Grant and Paulson sat cross-legged, wrapped in Grant’s blanket. They held their rifles across their knees and their pistols in their hands. Grant wondered if the Indians would start lobbing arrows at them, but such a thing did not occur. They saw nothing moving in the dim moonlight, and the only sound was the wind.
Grant thought about Jack’s remains. Had Breckenridge and Webster been reduced to the same? One minute men, the next minute parts…

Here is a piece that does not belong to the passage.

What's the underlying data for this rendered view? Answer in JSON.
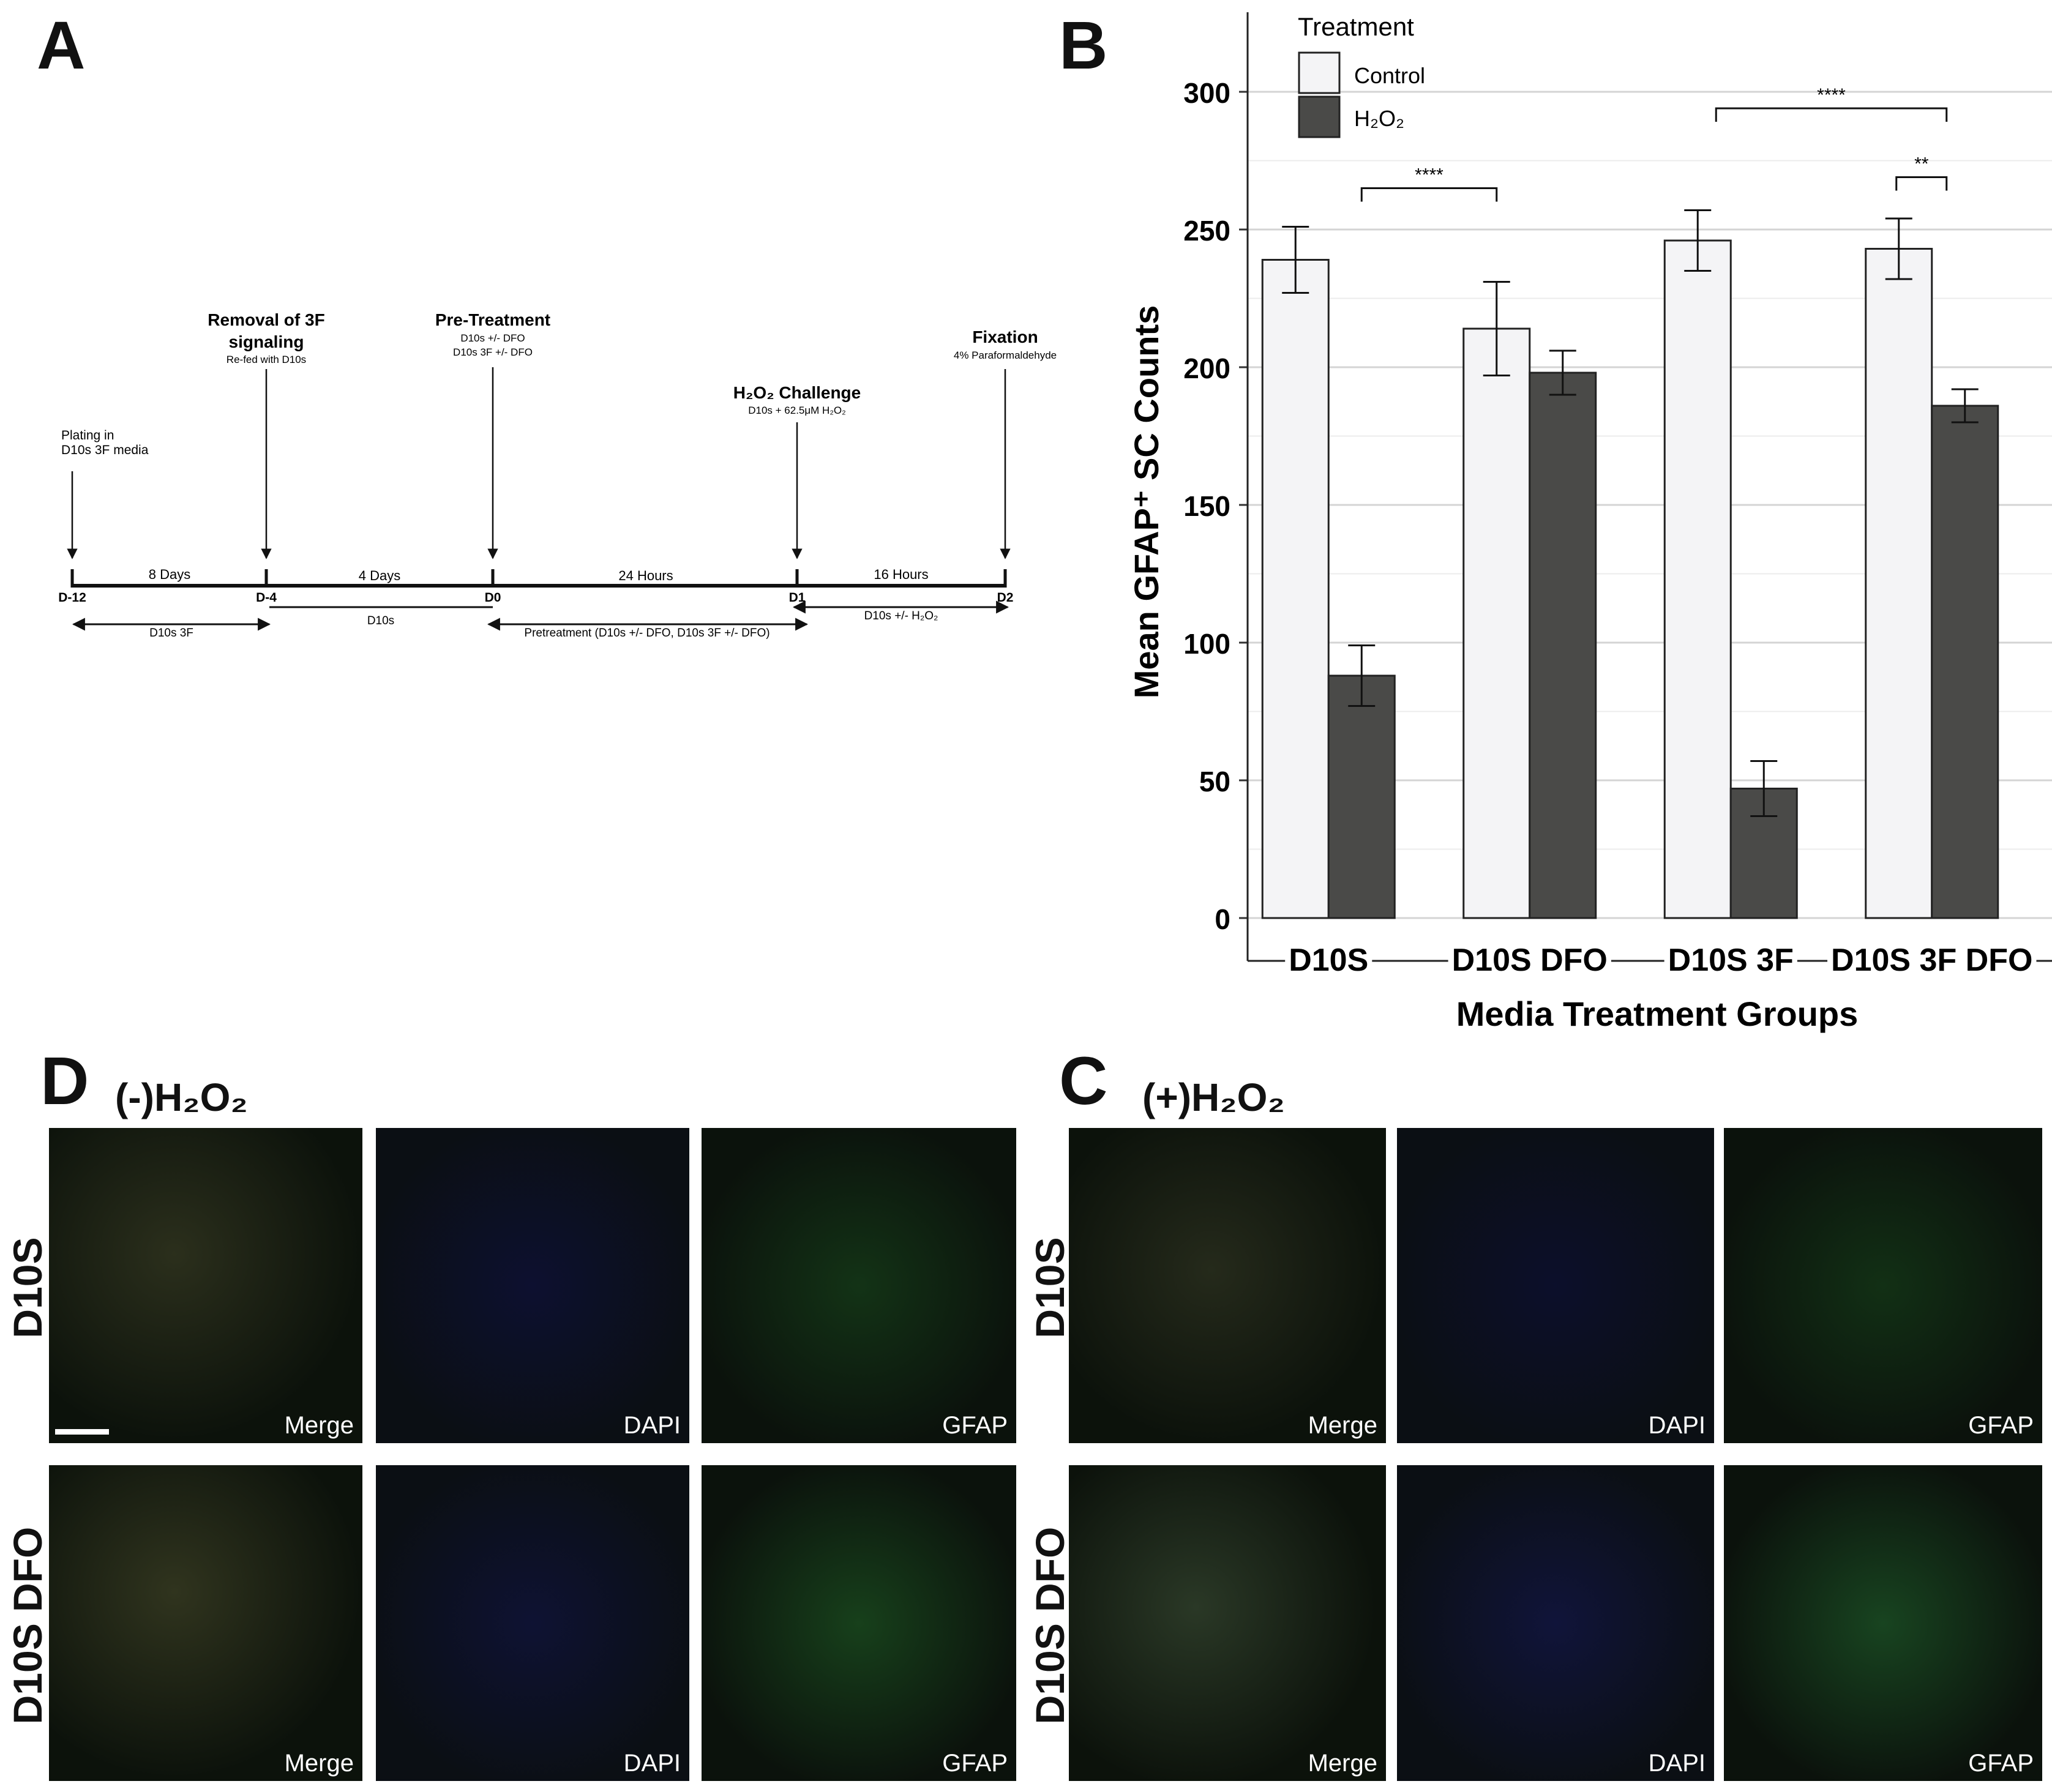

Grant grew thirstier and regretted finishing his canteen earlier that day. Remembering the sensation of gulping it empty increased his craving. One wasn’t supposed to gulp water, of course. A cavalry health pamphlet recommended swishing and spitting only. Apparently, one could die from drinking too much on the trail. Grant didn’t believe it, however. He had seen men follow that advice, taking along only a little water to stave off temptation, and ending up opening veins in their own arms to wet parched lips. Grant wasn’t to that point yet, but the desire to go down to the horses and grab a canteen was maddening. Such a thing would be foolhardy, yet he couldn’t stop thinking about that itch in the back of his throat. He tried to concentrate on something else, but the only other thing that filled his thoughts was finding Jack.